The Hopeful Message of Lourdes
Today we celebrate Our Lady of Lourdes, when on a cold winter day in 1858 in the south of France, the Virgin Mary appeared to the young peasant girl, Bernadette Soubirous, with sixteen subsequent visitations, culminating in the ‘Lady’s’ declaration, in response to Bernadette’s question, that she was the ‘Immaculate Conception’, a dogma proclaimed by Bd. Pius IX four years earlier.
What was once an unremarkable village in the foothills of the Pyrenees, Lourdes has now become one of the foremost pilgrimage sites in the world, welcoming four to six million visitors per year, a beacon of hope for those seeking healing, physical or spiritual. Saint Bernadette’s body lies incorrupt in the convent of Nevers, where she spent the brief remainder of life as a professed religious, dying in her own battle of suffering of tuberculosis on the 16th of April, 1879, at the age of 35.

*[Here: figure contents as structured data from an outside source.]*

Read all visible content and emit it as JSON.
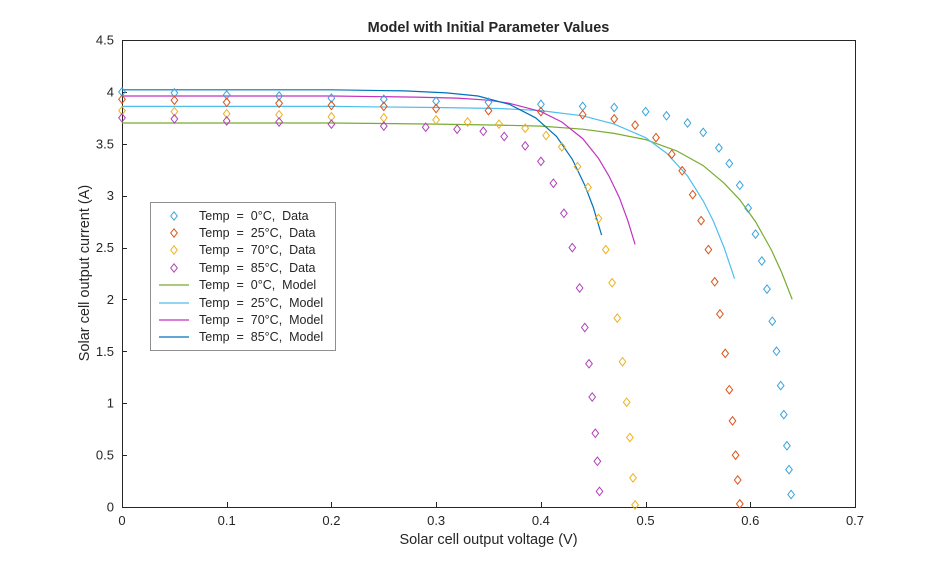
{
  "figure": {
    "title": "Model with Initial Parameter Values",
    "xlabel": "Solar cell output voltage (V)",
    "ylabel": "Solar cell output current (A)"
  },
  "chart_data": {
    "type": "scatter",
    "title": "Model with Initial Parameter Values",
    "xlabel": "Solar cell output voltage (V)",
    "ylabel": "Solar cell output current (A)",
    "xlim": [
      0,
      0.7
    ],
    "ylim": [
      0,
      4.5
    ],
    "x_ticks": [
      0,
      0.1,
      0.2,
      0.3,
      0.4,
      0.5,
      0.6,
      0.7
    ],
    "x_tick_labels": [
      "0",
      "0.1",
      "0.2",
      "0.3",
      "0.4",
      "0.5",
      "0.6",
      "0.7"
    ],
    "y_ticks": [
      0,
      0.5,
      1,
      1.5,
      2,
      2.5,
      3,
      3.5,
      4,
      4.5
    ],
    "y_tick_labels": [
      "0",
      "0.5",
      "1",
      "1.5",
      "2",
      "2.5",
      "3",
      "3.5",
      "4",
      "4.5"
    ],
    "grid": false,
    "axis_color": "#262626",
    "background_color": "#ffffff",
    "legend_position": "west-inside",
    "series": [
      {
        "id": "data-0c",
        "name": "Temp  =  0°C,  Data",
        "type": "scatter",
        "marker": "diamond",
        "color": "#39a3dc",
        "points": [
          [
            0,
            4.0
          ],
          [
            0.05,
            3.99
          ],
          [
            0.1,
            3.97
          ],
          [
            0.15,
            3.96
          ],
          [
            0.2,
            3.94
          ],
          [
            0.25,
            3.93
          ],
          [
            0.3,
            3.91
          ],
          [
            0.35,
            3.9
          ],
          [
            0.4,
            3.88
          ],
          [
            0.44,
            3.86
          ],
          [
            0.47,
            3.85
          ],
          [
            0.5,
            3.81
          ],
          [
            0.52,
            3.77
          ],
          [
            0.54,
            3.7
          ],
          [
            0.555,
            3.61
          ],
          [
            0.57,
            3.46
          ],
          [
            0.58,
            3.31
          ],
          [
            0.59,
            3.1
          ],
          [
            0.598,
            2.88
          ],
          [
            0.605,
            2.63
          ],
          [
            0.611,
            2.37
          ],
          [
            0.616,
            2.1
          ],
          [
            0.621,
            1.79
          ],
          [
            0.625,
            1.5
          ],
          [
            0.629,
            1.17
          ],
          [
            0.632,
            0.89
          ],
          [
            0.635,
            0.59
          ],
          [
            0.637,
            0.36
          ],
          [
            0.639,
            0.12
          ]
        ]
      },
      {
        "id": "data-25c",
        "name": "Temp  =  25°C,  Data",
        "type": "scatter",
        "marker": "diamond",
        "color": "#d95319",
        "points": [
          [
            0,
            3.93
          ],
          [
            0.05,
            3.92
          ],
          [
            0.1,
            3.9
          ],
          [
            0.15,
            3.89
          ],
          [
            0.2,
            3.87
          ],
          [
            0.25,
            3.86
          ],
          [
            0.3,
            3.84
          ],
          [
            0.35,
            3.82
          ],
          [
            0.4,
            3.81
          ],
          [
            0.44,
            3.78
          ],
          [
            0.47,
            3.74
          ],
          [
            0.49,
            3.68
          ],
          [
            0.51,
            3.56
          ],
          [
            0.525,
            3.4
          ],
          [
            0.535,
            3.24
          ],
          [
            0.545,
            3.01
          ],
          [
            0.553,
            2.76
          ],
          [
            0.56,
            2.48
          ],
          [
            0.566,
            2.17
          ],
          [
            0.571,
            1.86
          ],
          [
            0.576,
            1.48
          ],
          [
            0.58,
            1.13
          ],
          [
            0.583,
            0.83
          ],
          [
            0.586,
            0.5
          ],
          [
            0.588,
            0.26
          ],
          [
            0.59,
            0.03
          ]
        ]
      },
      {
        "id": "data-70c",
        "name": "Temp  =  70°C,  Data",
        "type": "scatter",
        "marker": "diamond",
        "color": "#edb120",
        "points": [
          [
            0,
            3.82
          ],
          [
            0.05,
            3.81
          ],
          [
            0.1,
            3.79
          ],
          [
            0.15,
            3.78
          ],
          [
            0.2,
            3.76
          ],
          [
            0.25,
            3.75
          ],
          [
            0.3,
            3.73
          ],
          [
            0.33,
            3.71
          ],
          [
            0.36,
            3.69
          ],
          [
            0.385,
            3.65
          ],
          [
            0.405,
            3.58
          ],
          [
            0.42,
            3.47
          ],
          [
            0.435,
            3.28
          ],
          [
            0.445,
            3.08
          ],
          [
            0.455,
            2.78
          ],
          [
            0.462,
            2.48
          ],
          [
            0.468,
            2.16
          ],
          [
            0.473,
            1.82
          ],
          [
            0.478,
            1.4
          ],
          [
            0.482,
            1.01
          ],
          [
            0.485,
            0.67
          ],
          [
            0.488,
            0.28
          ],
          [
            0.49,
            0.02
          ]
        ]
      },
      {
        "id": "data-85c",
        "name": "Temp  =  85°C,  Data",
        "type": "scatter",
        "marker": "diamond",
        "color": "#b040b8",
        "points": [
          [
            0,
            3.75
          ],
          [
            0.05,
            3.74
          ],
          [
            0.1,
            3.72
          ],
          [
            0.15,
            3.71
          ],
          [
            0.2,
            3.69
          ],
          [
            0.25,
            3.67
          ],
          [
            0.29,
            3.66
          ],
          [
            0.32,
            3.64
          ],
          [
            0.345,
            3.62
          ],
          [
            0.365,
            3.57
          ],
          [
            0.385,
            3.48
          ],
          [
            0.4,
            3.33
          ],
          [
            0.412,
            3.12
          ],
          [
            0.422,
            2.83
          ],
          [
            0.43,
            2.5
          ],
          [
            0.437,
            2.11
          ],
          [
            0.442,
            1.73
          ],
          [
            0.446,
            1.38
          ],
          [
            0.449,
            1.06
          ],
          [
            0.452,
            0.71
          ],
          [
            0.454,
            0.44
          ],
          [
            0.456,
            0.15
          ]
        ]
      },
      {
        "id": "model-0c",
        "name": "Temp  =  0°C,  Model",
        "type": "line",
        "color": "#77ac30",
        "points": [
          [
            0,
            3.7
          ],
          [
            0.1,
            3.7
          ],
          [
            0.2,
            3.7
          ],
          [
            0.3,
            3.69
          ],
          [
            0.36,
            3.68
          ],
          [
            0.4,
            3.67
          ],
          [
            0.44,
            3.64
          ],
          [
            0.47,
            3.6
          ],
          [
            0.5,
            3.54
          ],
          [
            0.53,
            3.43
          ],
          [
            0.555,
            3.29
          ],
          [
            0.575,
            3.12
          ],
          [
            0.59,
            2.96
          ],
          [
            0.605,
            2.75
          ],
          [
            0.62,
            2.48
          ],
          [
            0.63,
            2.26
          ],
          [
            0.64,
            2.0
          ]
        ]
      },
      {
        "id": "model-25c",
        "name": "Temp  =  25°C,  Model",
        "type": "line",
        "color": "#4dbeee",
        "points": [
          [
            0,
            3.86
          ],
          [
            0.1,
            3.86
          ],
          [
            0.2,
            3.86
          ],
          [
            0.3,
            3.85
          ],
          [
            0.36,
            3.84
          ],
          [
            0.4,
            3.82
          ],
          [
            0.44,
            3.77
          ],
          [
            0.47,
            3.69
          ],
          [
            0.5,
            3.56
          ],
          [
            0.52,
            3.41
          ],
          [
            0.54,
            3.19
          ],
          [
            0.555,
            2.95
          ],
          [
            0.565,
            2.75
          ],
          [
            0.575,
            2.5
          ],
          [
            0.585,
            2.2
          ]
        ]
      },
      {
        "id": "model-70c",
        "name": "Temp  =  70°C,  Model",
        "type": "line",
        "color": "#c231c2",
        "points": [
          [
            0,
            3.96
          ],
          [
            0.1,
            3.96
          ],
          [
            0.2,
            3.96
          ],
          [
            0.28,
            3.95
          ],
          [
            0.32,
            3.94
          ],
          [
            0.35,
            3.92
          ],
          [
            0.37,
            3.89
          ],
          [
            0.4,
            3.81
          ],
          [
            0.42,
            3.71
          ],
          [
            0.44,
            3.55
          ],
          [
            0.455,
            3.36
          ],
          [
            0.465,
            3.19
          ],
          [
            0.475,
            2.98
          ],
          [
            0.483,
            2.76
          ],
          [
            0.49,
            2.53
          ]
        ]
      },
      {
        "id": "model-85c",
        "name": "Temp  =  85°C,  Model",
        "type": "line",
        "color": "#0072bd",
        "points": [
          [
            0,
            4.02
          ],
          [
            0.1,
            4.02
          ],
          [
            0.2,
            4.02
          ],
          [
            0.27,
            4.01
          ],
          [
            0.31,
            3.99
          ],
          [
            0.34,
            3.96
          ],
          [
            0.37,
            3.88
          ],
          [
            0.395,
            3.75
          ],
          [
            0.415,
            3.57
          ],
          [
            0.43,
            3.35
          ],
          [
            0.442,
            3.1
          ],
          [
            0.45,
            2.89
          ],
          [
            0.458,
            2.62
          ]
        ]
      }
    ]
  }
}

As Pope Saint John Paul II taught, our world has lost the proper sense of suffering, a natural consequence of the loss of a supernatural perspective, of Man’s eternal destiny. Hence, all our thoughts, desires, dreams are focused on this life alone, so brief, so limited, a subtle form of despair and acedia. Hence, the desire for a quick and painless death, assisted suicide, to go oh-so-gently into that great goodnight when the roses lose their bloom, and life becomes painful.
The great Pope taught in Evangelium Vitae that this temporal existence is only a ‘penultimate’ good, to be used well in preparation for our ultimate good, eternal life. Without this dimension, life cannot make sense, or the only sense is that there is none. Hence, the bizarre philosophy of David Benatar, who claims, in an ironic application of the words of Christ about Judas, that the best thing for any human is never to have been born.
But every life is of value, even the most suffering and simple, as, again, John Paul taught so eloquently and profoundly in his masterpiece on the infinite value of suffering, Salvifici Doloris, promulgated on this day in 1984. Well, well worth a read, if you have not done so already, and one wise Jesuit priest remarked that this Apostolic Letter may be amongst the most important and prophetic works of the Holy Father’s corpus.
We should unite our prayers this day, and throughout the year, with those of the sick, along with all of our own sufferings, especially those especially sent to us by God. As Saint Theresa of Calcutta declared, ‘suffering is the kiss of Christ’. We should rejoice in our health, but also in our own salvific suffering in whatever way it may come to us.
Our Lady of Lourdes and Saint Bernadette, orate pro nobis!